HONG KONG, Feb. 21, 2024 /PRNewswire/ — Infobird Co., Ltd (NASDAQ: IFBD) (“Infobird” or the “Company”), a software-as-a-service provider of innovative AI-powered, or artificial intelligence enabled, customer engagement solutions, today announced that the extraordinary general meetings of the shareholders held on February 20, 2024, at Room 706, 7/F, Low Block, Grand Millennium Plaza, 181 Queen’s Road Central, Central, Hong Kong, approved the proposed 1-for-8 share consolidation of its ordinary shares of US$0.5 par value each (the “Share Consolidation”) as well as capital reduction and share capital reorganization (the “Capital Reduction and Reorganization”).
Beginning with the opening of trading on February 27, 2024, the Company’s ordinary shares will begin trading on a post-Share Consolidation basis on the Nasdaq Capital Market under the same symbol “IFBD”, but under a new CUSIP number of G47724300. The objective of the Share Consolidation is to enable the Company to regain compliance with Nasdaq Marketplace Rule 5550(a)(2) and maintain its listing on the Nasdaq Capital Market.
Upon the effectiveness of the Share Consolidation, every eight ordinary shares of a par value of US$0.5 each (including issued and unissued shares) will automatically be consolidated into one ordinary share of a par value of US$4.0 each. No fractional shares will be issued as a result of the Share Consolidation. Instead, any fractional shares that would have resulted from the Share Consolidation will be rounded up to the next whole number. The Share Consolidation affects all shareholders uniformly and will not alter any shareholder’s percentage interest in the Company’s outstanding ordinary shares, except for adjustments that may result from the treatment of fractional shares.
The capital reduction will become effective when the Grand Court of the Cayman Islands grants a court order to confirm the Capital Reduction.
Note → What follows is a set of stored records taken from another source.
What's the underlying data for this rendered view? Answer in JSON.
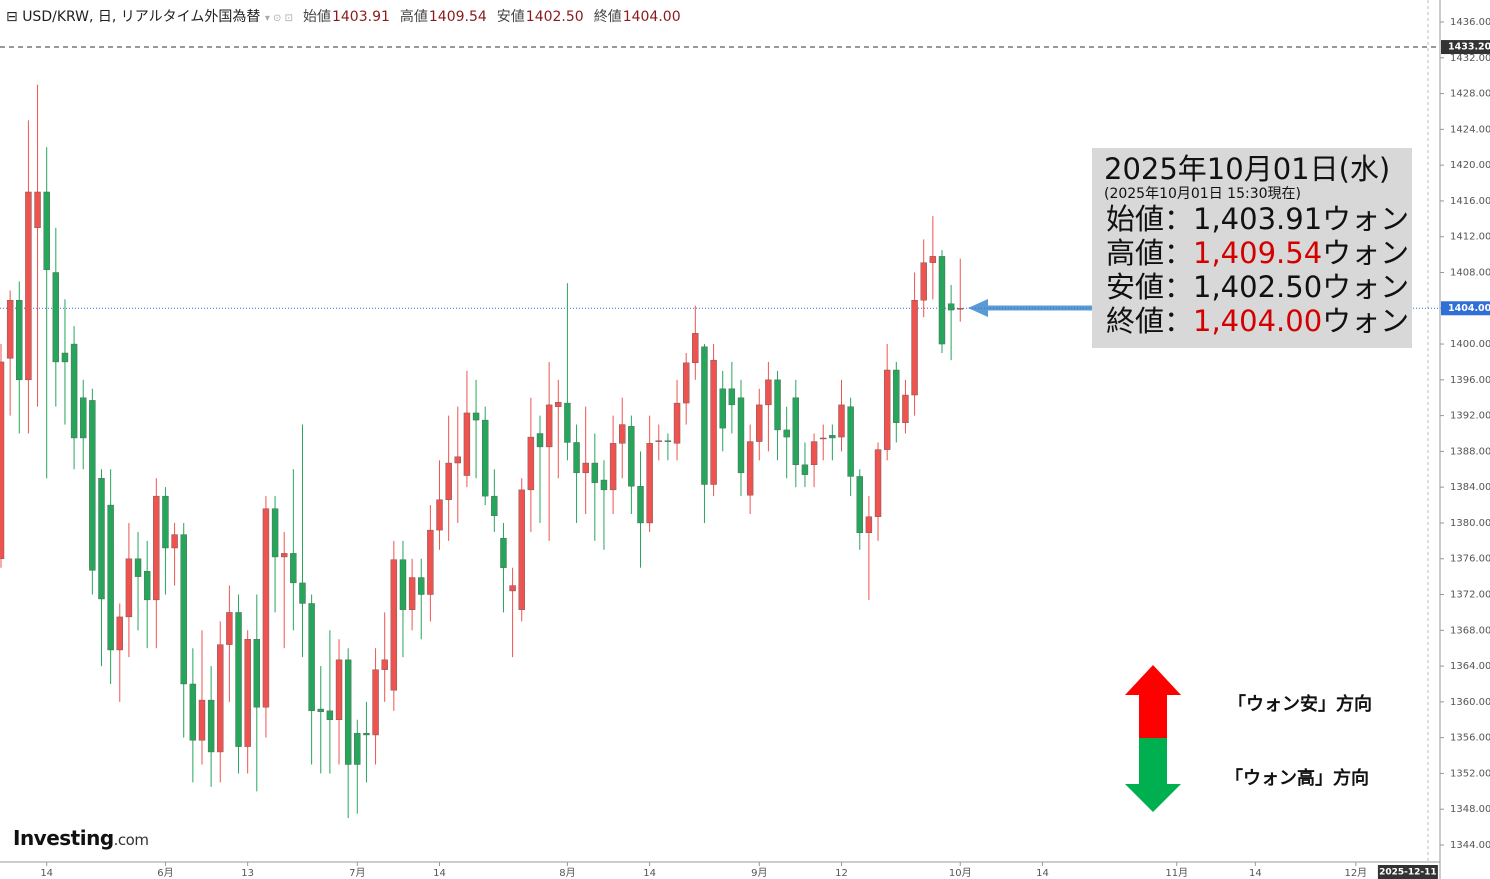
{
  "chart_data": {
    "type": "candlestick",
    "title": "USD/KRW, 日, リアルタイム外国為替",
    "header": [
      {
        "label": "始値",
        "value": "1403.91"
      },
      {
        "label": "高値",
        "value": "1409.54"
      },
      {
        "label": "安値",
        "value": "1402.50"
      },
      {
        "label": "終値",
        "value": "1404.00"
      }
    ],
    "up_color": "#ef5350",
    "down_color": "#26a65b",
    "open": [
      1376,
      1398.4,
      1404.9,
      1396,
      1413,
      1417,
      1408,
      1399,
      1400,
      1394,
      1393.7,
      1385,
      1382,
      1365.8,
      1369.5,
      1376,
      1374.6,
      1371.4,
      1383,
      1377.2,
      1378.7,
      1362,
      1355.7,
      1360.2,
      1354.4,
      1366.4,
      1370,
      1355,
      1367,
      1359.4,
      1381.6,
      1376.2,
      1376.6,
      1373.3,
      1371,
      1359.2,
      1359,
      1358,
      1364.7,
      1356.5,
      1356.5,
      1356.3,
      1363.6,
      1361.3,
      1375.9,
      1370.3,
      1373.9,
      1372,
      1379.2,
      1382.6,
      1386.7,
      1385.3,
      1392.3,
      1391.5,
      1383,
      1378.3,
      1372.4,
      1370.3,
      1383.7,
      1390,
      1388.5,
      1393,
      1393.4,
      1389,
      1385.6,
      1386.7,
      1384.8,
      1383.7,
      1388.9,
      1390.8,
      1384.1,
      1380,
      1389.1,
      1389.2,
      1388.9,
      1393.4,
      1397.9,
      1399.7,
      1384.3,
      1395,
      1395,
      1394,
      1383.1,
      1389.1,
      1393.2,
      1396,
      1390.4,
      1394,
      1386.5,
      1386.5,
      1389.4,
      1389.8,
      1389.6,
      1393,
      1385.2,
      1378.9,
      1380.7,
      1388.2,
      1397.1,
      1391.2,
      1394.3,
      1404.9,
      1409.1,
      1409.8,
      1404.5,
      1403.91
    ],
    "high": [
      1400,
      1406,
      1407,
      1425,
      1429,
      1422,
      1413,
      1405,
      1402,
      1396,
      1395,
      1386,
      1386,
      1371,
      1380,
      1379,
      1378,
      1385,
      1384,
      1380,
      1380,
      1366,
      1368,
      1364,
      1369,
      1373,
      1372,
      1368,
      1372,
      1383,
      1383,
      1379,
      1386,
      1391,
      1372,
      1364,
      1368,
      1367,
      1366,
      1358,
      1360,
      1366,
      1370,
      1378,
      1378,
      1376,
      1376,
      1382,
      1387,
      1392,
      1393,
      1397,
      1396,
      1393,
      1386,
      1380,
      1375,
      1385,
      1394,
      1392,
      1398,
      1396,
      1406.8,
      1391,
      1393,
      1390,
      1387,
      1392,
      1394,
      1392,
      1388,
      1392,
      1391,
      1390,
      1396,
      1399,
      1404.3,
      1400,
      1400,
      1397,
      1398,
      1396,
      1391,
      1395,
      1398,
      1397,
      1393,
      1396,
      1389,
      1390,
      1391,
      1391,
      1396,
      1394,
      1386,
      1383,
      1389,
      1400,
      1398,
      1396,
      1408,
      1411.7,
      1414.3,
      1410.5,
      1406.6,
      1409.54
    ],
    "low": [
      1375,
      1392,
      1390,
      1390,
      1393,
      1385,
      1393,
      1391,
      1386,
      1386,
      1372,
      1364,
      1362,
      1360,
      1365,
      1368,
      1366,
      1366,
      1372,
      1373,
      1356,
      1351,
      1353,
      1350.5,
      1351,
      1360,
      1352,
      1352,
      1350,
      1356,
      1370,
      1366,
      1368,
      1365,
      1353,
      1352,
      1352,
      1353,
      1347,
      1347.5,
      1351,
      1353,
      1360,
      1359,
      1365,
      1368,
      1367,
      1369,
      1377,
      1378,
      1380,
      1384,
      1385,
      1382,
      1379,
      1370,
      1365,
      1369,
      1379,
      1380,
      1378,
      1385,
      1387,
      1380,
      1381,
      1378,
      1377,
      1381,
      1385,
      1381,
      1375,
      1379,
      1387,
      1387,
      1387,
      1391,
      1396,
      1380,
      1383,
      1388,
      1390,
      1383,
      1381,
      1387,
      1388,
      1387,
      1385,
      1384,
      1384,
      1384,
      1387,
      1387,
      1388,
      1383,
      1377,
      1371.4,
      1378,
      1387,
      1389,
      1390,
      1392,
      1403,
      1405,
      1399,
      1398.2,
      1402.5
    ],
    "close": [
      1398,
      1404.9,
      1396,
      1417,
      1417,
      1408.3,
      1398,
      1398,
      1389.5,
      1389.5,
      1374.7,
      1371.5,
      1365.8,
      1369.5,
      1376,
      1374,
      1371.4,
      1383,
      1377.2,
      1378.7,
      1362,
      1355.7,
      1360.2,
      1354.4,
      1366.4,
      1370,
      1355,
      1367,
      1359.4,
      1381.6,
      1376.2,
      1376.6,
      1373.3,
      1371,
      1359,
      1358.9,
      1358,
      1364.7,
      1353,
      1353,
      1356.3,
      1363.6,
      1364.7,
      1375.9,
      1370.3,
      1373.9,
      1372,
      1379.2,
      1382.6,
      1386.7,
      1387.4,
      1392.3,
      1391.5,
      1383,
      1380.8,
      1375,
      1373,
      1383.7,
      1389.6,
      1388.5,
      1393.2,
      1393.5,
      1389,
      1385.6,
      1386.7,
      1384.5,
      1383.7,
      1388.9,
      1391,
      1384.1,
      1380,
      1388.9,
      1389.2,
      1389.1,
      1393.4,
      1397.9,
      1401.2,
      1384.3,
      1398.2,
      1390.6,
      1393.2,
      1385.6,
      1389.1,
      1393.2,
      1396,
      1390.4,
      1389.6,
      1386.5,
      1385.4,
      1389.1,
      1389.5,
      1389.5,
      1393.2,
      1385.2,
      1378.9,
      1380.7,
      1388.2,
      1397.1,
      1391.2,
      1394.3,
      1404.9,
      1409.1,
      1409.8,
      1400,
      1403.8,
      1404
    ],
    "xlim": [
      -0.11,
      156.2
    ],
    "xticks": [
      {
        "value": 5,
        "label": "14"
      },
      {
        "value": 18,
        "label": "6月"
      },
      {
        "value": 27,
        "label": "13"
      },
      {
        "value": 39,
        "label": "7月"
      },
      {
        "value": 48,
        "label": "14"
      },
      {
        "value": 62,
        "label": "8月"
      },
      {
        "value": 71,
        "label": "14"
      },
      {
        "value": 83,
        "label": "9月"
      },
      {
        "value": 92,
        "label": "12"
      },
      {
        "value": 105,
        "label": "10月"
      },
      {
        "value": 114,
        "label": "14"
      },
      {
        "value": 128.7,
        "label": "11月"
      },
      {
        "value": 137.3,
        "label": "14"
      },
      {
        "value": 148.3,
        "label": "12月"
      }
    ],
    "cursor_date": {
      "value": 154,
      "label": "2025-12-11"
    },
    "ylim": [
      1342.1,
      1438.46
    ],
    "yticks": [
      {
        "value": 1344,
        "label": "1344.00"
      },
      {
        "value": 1348,
        "label": "1348.00"
      },
      {
        "value": 1352,
        "label": "1352.00"
      },
      {
        "value": 1356,
        "label": "1356.00"
      },
      {
        "value": 1360,
        "label": "1360.00"
      },
      {
        "value": 1364,
        "label": "1364.00"
      },
      {
        "value": 1368,
        "label": "1368.00"
      },
      {
        "value": 1372,
        "label": "1372.00"
      },
      {
        "value": 1376,
        "label": "1376.00"
      },
      {
        "value": 1380,
        "label": "1380.00"
      },
      {
        "value": 1384,
        "label": "1384.00"
      },
      {
        "value": 1388,
        "label": "1388.00"
      },
      {
        "value": 1392,
        "label": "1392.00"
      },
      {
        "value": 1396,
        "label": "1396.00"
      },
      {
        "value": 1400,
        "label": "1400.00"
      },
      {
        "value": 1404,
        "label": "1404.00"
      },
      {
        "value": 1408,
        "label": "1408.00"
      },
      {
        "value": 1412,
        "label": "1412.00"
      },
      {
        "value": 1416,
        "label": "1416.00"
      },
      {
        "value": 1420,
        "label": "1420.00"
      },
      {
        "value": 1424,
        "label": "1424.00"
      },
      {
        "value": 1428,
        "label": "1428.00"
      },
      {
        "value": 1432,
        "label": "1432.00"
      },
      {
        "value": 1436,
        "label": "1436.00"
      }
    ],
    "price_lines": [
      {
        "value": 1433.2,
        "label": "1433.20",
        "color": "#333333",
        "style": "dashed"
      },
      {
        "value": 1404,
        "label": "1404.00",
        "color": "#2f6fd6",
        "style": "dotted"
      }
    ],
    "annotation": {
      "date": "2025年10月01日(水)",
      "note": "(2025年10月01日 15:30現在)",
      "rows": [
        {
          "label": "始値：",
          "value": "1,403.91",
          "unit": "ウォン",
          "highlight": false
        },
        {
          "label": "高値：",
          "value": "1,409.54",
          "unit": "ウォン",
          "highlight": true
        },
        {
          "label": "安値：",
          "value": "1,402.50",
          "unit": "ウォン",
          "highlight": false
        },
        {
          "label": "終値：",
          "value": "1,404.00",
          "unit": "ウォン",
          "highlight": true
        }
      ]
    },
    "direction": {
      "up": "「ウォン安」方向",
      "down": "「ウォン高」方向"
    },
    "logo": {
      "brand": "Investing",
      "suffix": ".com"
    }
  }
}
Immediately following the Capital Reduction and the Reorganization, the authorized share capital of the Company be changed from US$25,000,000,000 divided into 6,250,000,000 shares of par value of US$4.00 each to US$50,000,000 divided into 5,000,000,000,000 ordinary shares of par value US$0.00001 each by cancelling the excess authorized but unissued ordinary shares in the authorized share capital. If implemented, the Capital Reduction will be effected simultaneously for all issued shares of the Company. The Capital Reduction will affect all of our shareholders uniformly and will not affect any shareholder’s percentage ownership interests in the Company. After the Capital Reduction and Reorganization, our ordinary shares will have the same voting rights and rights to dividends and distributions and will be identical in all other respects to our ordinary shares now authorized.
The Share Consolidation and the Capital Reduction and Reorganization was approved by the Company’s board of directors on January 10, 2024 and its shareholders on February 20, 2024. The Company will file a Sixth Amended and Restated Memorandum and Articles of Association with the Cayman Islands Registrar of Companies after the Capital Reduction and Reorganization becomes effective.
About Infobird Co., Ltd
Infobird Co., Ltd. (Nasdaq: IFBD), is a software-as-a-service provider of innovative AI-powered, or artificial intelligence enabled, customer engagement solutions. For more information, please visit http://www.infobird.com.
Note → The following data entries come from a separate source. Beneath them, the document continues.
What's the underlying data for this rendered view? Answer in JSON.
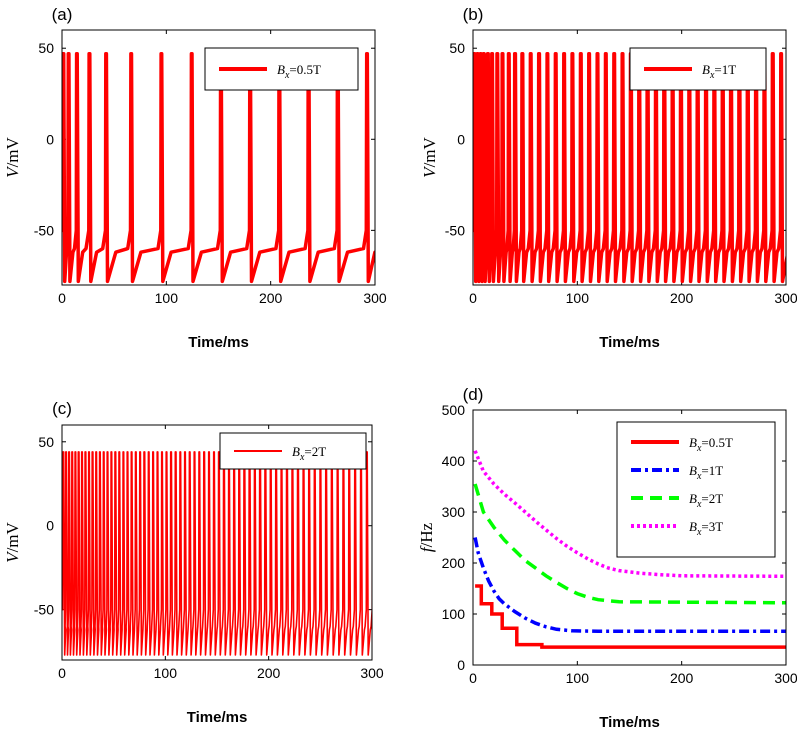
{
  "chart_data": [
    {
      "panel_label": "(a)",
      "type": "line",
      "xlabel": "Time/ms",
      "ylabel_italic": "V",
      "ylabel_rest": "/mV",
      "xlim": [
        0,
        300
      ],
      "ylim": [
        -80,
        60
      ],
      "xticks": [
        0,
        100,
        200,
        300
      ],
      "yticks": [
        -50,
        0,
        50
      ],
      "legend_position": "top-right",
      "color": "#ff0000",
      "line_style": "thick",
      "series": [
        {
          "legend_B": "B",
          "legend_sub": "x",
          "legend_value": "=0.5T",
          "spike_times": [
            1,
            6,
            14,
            26,
            42,
            66,
            95,
            124,
            152,
            180,
            208,
            236,
            264,
            292
          ],
          "v_peak": 47,
          "v_min": -78,
          "v_plateau": -60
        }
      ]
    },
    {
      "panel_label": "(b)",
      "type": "line",
      "xlabel": "Time/ms",
      "ylabel_italic": "V",
      "ylabel_rest": "/mV",
      "xlim": [
        0,
        300
      ],
      "ylim": [
        -80,
        60
      ],
      "xticks": [
        0,
        100,
        200,
        300
      ],
      "yticks": [
        -50,
        0,
        50
      ],
      "legend_position": "top-right",
      "color": "#ff0000",
      "line_style": "thick",
      "series": [
        {
          "legend_B": "B",
          "legend_sub": "x",
          "legend_value": "=1T",
          "spike_times": [
            1,
            4,
            7,
            10,
            14,
            18,
            23,
            28,
            34,
            40,
            47,
            55,
            63,
            71,
            79,
            87,
            95,
            103,
            111,
            119,
            127,
            135,
            143,
            151,
            159,
            167,
            175,
            183,
            191,
            199,
            207,
            215,
            223,
            231,
            239,
            247,
            255,
            263,
            271,
            279,
            287,
            295
          ],
          "v_peak": 47,
          "v_min": -78,
          "v_plateau": -60
        }
      ]
    },
    {
      "panel_label": "(c)",
      "type": "line",
      "xlabel": "Time/ms",
      "ylabel_italic": "V",
      "ylabel_rest": "/mV",
      "xlim": [
        0,
        300
      ],
      "ylim": [
        -80,
        60
      ],
      "xticks": [
        0,
        100,
        200,
        300
      ],
      "yticks": [
        -50,
        0,
        50
      ],
      "legend_position": "top-right",
      "color": "#ff0000",
      "line_style": "thin",
      "series": [
        {
          "legend_B": "B",
          "legend_sub": "x",
          "legend_value": "=2T",
          "spike_period_start": 2.5,
          "spike_period_end": 5.8,
          "t_first": 1,
          "v_peak": 44,
          "v_min": -77,
          "v_plateau": -60
        }
      ]
    },
    {
      "panel_label": "(d)",
      "type": "line",
      "xlabel": "Time/ms",
      "ylabel_italic": "f",
      "ylabel_rest": "/Hz",
      "xlim": [
        0,
        300
      ],
      "ylim": [
        0,
        500
      ],
      "xticks": [
        0,
        100,
        200,
        300
      ],
      "yticks": [
        0,
        100,
        200,
        300,
        400,
        500
      ],
      "legend_position": "top-right",
      "series": [
        {
          "legend_B": "B",
          "legend_sub": "x",
          "legend_value": "=0.5T",
          "color": "#ff0000",
          "dash": "solid",
          "x": [
            2,
            8,
            8,
            18,
            18,
            28,
            28,
            42,
            42,
            66,
            66,
            300
          ],
          "y": [
            155,
            155,
            120,
            120,
            100,
            100,
            72,
            72,
            40,
            40,
            35,
            35
          ]
        },
        {
          "legend_B": "B",
          "legend_sub": "x",
          "legend_value": "=1T",
          "color": "#0000ff",
          "dash": "dashdot",
          "x": [
            2,
            5,
            10,
            15,
            20,
            25,
            30,
            40,
            50,
            60,
            70,
            80,
            95,
            120,
            300
          ],
          "y": [
            250,
            220,
            190,
            165,
            145,
            130,
            120,
            105,
            92,
            82,
            75,
            70,
            67,
            66,
            66
          ]
        },
        {
          "legend_B": "B",
          "legend_sub": "x",
          "legend_value": "=2T",
          "color": "#00ff00",
          "dash": "dashed",
          "x": [
            2,
            10,
            20,
            30,
            40,
            50,
            60,
            70,
            80,
            90,
            100,
            110,
            120,
            140,
            300
          ],
          "y": [
            355,
            300,
            270,
            245,
            225,
            205,
            190,
            175,
            162,
            150,
            140,
            133,
            128,
            124,
            122
          ]
        },
        {
          "legend_B": "B",
          "legend_sub": "x",
          "legend_value": "=3T",
          "color": "#ff00ff",
          "dash": "dotted",
          "x": [
            2,
            10,
            20,
            30,
            40,
            50,
            60,
            70,
            80,
            90,
            100,
            110,
            120,
            130,
            140,
            160,
            180,
            200,
            300
          ],
          "y": [
            420,
            380,
            355,
            335,
            318,
            300,
            282,
            265,
            248,
            233,
            220,
            208,
            198,
            190,
            185,
            180,
            177,
            175,
            174
          ]
        }
      ]
    }
  ]
}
Forward-Looking Statements
This press release contains “forward-looking statements” within the meaning of the Private Securities Litigation Reform Act of 1995. These forward-looking statements can be identified by terminology such as “will,” “expects,” “anticipates,” “future,” “intends,” “plans,” “believes,” “estimates” and similar statements. Statements that are not historical facts, including statements about the Company’s beliefs and expectations, are forward-looking statements. Among other things, the business outlook and quotations from management in this press release, as well as the Company’s strategic and operational plans, contain forward-looking statements. The Company may also make written or oral forward-looking statements in its periodic reports to the U.S. Securities and Exchange Commission (“SEC”) on Forms 20-F and 6-K, in its annual report to shareholders, in press releases and other written materials and in oral statements made by its officers, directors or employees to third parties. Forward-looking statements involve inherent risks and uncertainties. A number of factors could cause actual results to differ materially from those contained in any forward-looking statement, including but not limited to the following: the Company’s goals and strategies; the Company’s future business development, financial condition and results of operations; and the Company’s expectations regarding demand for and market acceptance of its products and services. Further information regarding these and other risks is included in the Company’s annual report on Form 20-F and current report on Form 6-K and other documents filed with the SEC. All information provided in this press release is as of the date of this press release, and the Company does not undertake any obligation to update any forward-looking statement, except as required under applicable laws.